Старики переходят к шуткам-прибауткам, болтают досыта. Я и шутки их люблю слушать.
Когда время приближается к полдню, мы с дедом, не торопясь, отправляемся домой.
На террасе, у разостланной на полу скатерти, сидит бабушка и наш зять с Лабзака, муж моей младшей тетки по отцу. (Он был женат на старшей, но когда та умерла, за него выдали младшую).
На скатерти, ближе к гостю, поднос, на подносе — разломанная на куски лепешка и сладости — все как положено быть.
Бурно кипит самовар. У самовара мать разливает чай. Я приткнулся рядом, сел на пятки, поглядываю то на поднос, то на гостя.

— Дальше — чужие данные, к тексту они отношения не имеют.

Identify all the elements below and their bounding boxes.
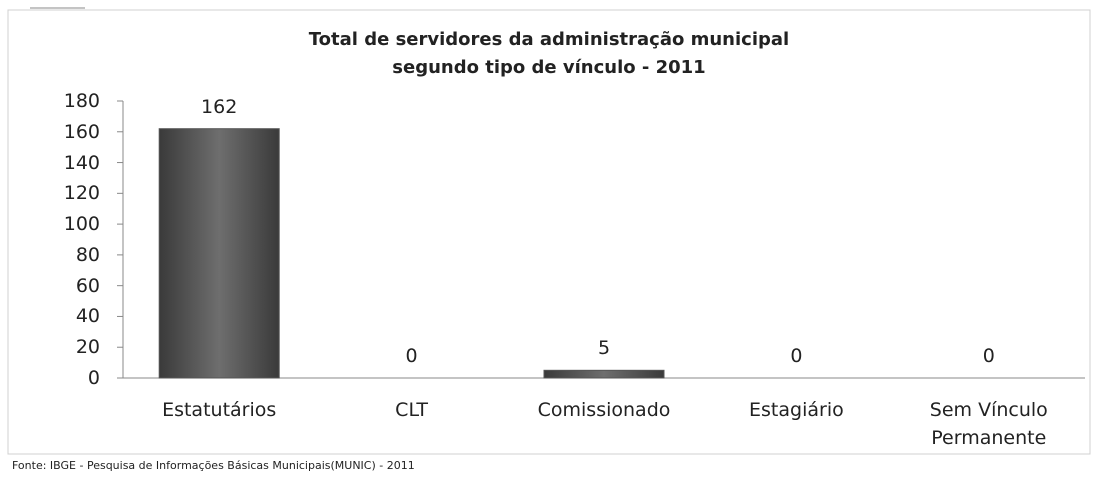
chart-title: segundo tipo de vínculo - 2011: [392, 57, 706, 78]
y-tick-label: 20: [75, 336, 100, 359]
data-label: 0: [982, 345, 995, 367]
data-label: 0: [790, 345, 803, 367]
chart-frame: [7, 9, 1091, 455]
data-label: 0: [405, 345, 418, 367]
y-tick-label: 60: [75, 274, 100, 297]
x-tick-label: CLT: [395, 399, 429, 421]
bar: [543, 369, 665, 379]
x-tick-label: Estatutários: [162, 399, 277, 421]
y-tick-label: 40: [75, 305, 100, 328]
x-tick-label: Sem Vínculo Permanente: [929, 399, 1048, 449]
y-tick-label: 80: [75, 243, 100, 266]
y-tick-label: 180: [63, 90, 100, 112]
data-label: 5: [597, 337, 611, 360]
y-tick-label: 120: [63, 182, 100, 205]
chart-title: Total de servidores da administração mun…: [308, 29, 790, 50]
x-tick-label: Estagiário: [749, 399, 844, 421]
source-note: Fonte: IBGE - Pesquisa de Informações Bá…: [12, 459, 415, 472]
y-tick-label: 140: [63, 151, 100, 174]
y-tick-label: 100: [63, 213, 100, 236]
y-tick-label: 0: [87, 367, 100, 389]
y-tick-label: 160: [63, 120, 100, 143]
x-tick-label: Comissionado: [537, 399, 671, 421]
data-label: 162: [201, 95, 238, 118]
bar: [158, 128, 280, 379]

Зять — длинный, тощий, болезненного вида человек лет за пятьдесят, со сморщенным старушечьим лицом, с пучками нависших на глаза бровей. На нем легкий, без подкладки, застиранный халат, на ногах порыжевшие от времени рваные ичиги, на голове намотанная как попало замусоленная чалма из грубой ткани. Да и весь он выглядел каким-то неопрятным и заморенным, потому, наверное, что имел большую семью, жил бедно и работал на крупорушке, а рушить просо — дело трудное и грязное.
Я молча смотрю на гостя. Вижу, как быстро, челноком двигается кадык на его тонкой жилистой шее, слышу громкие, похожие на икоту, звуки при каждом глотке чая, хруст сахара на зубах. Невольно кошу глаза на поднос.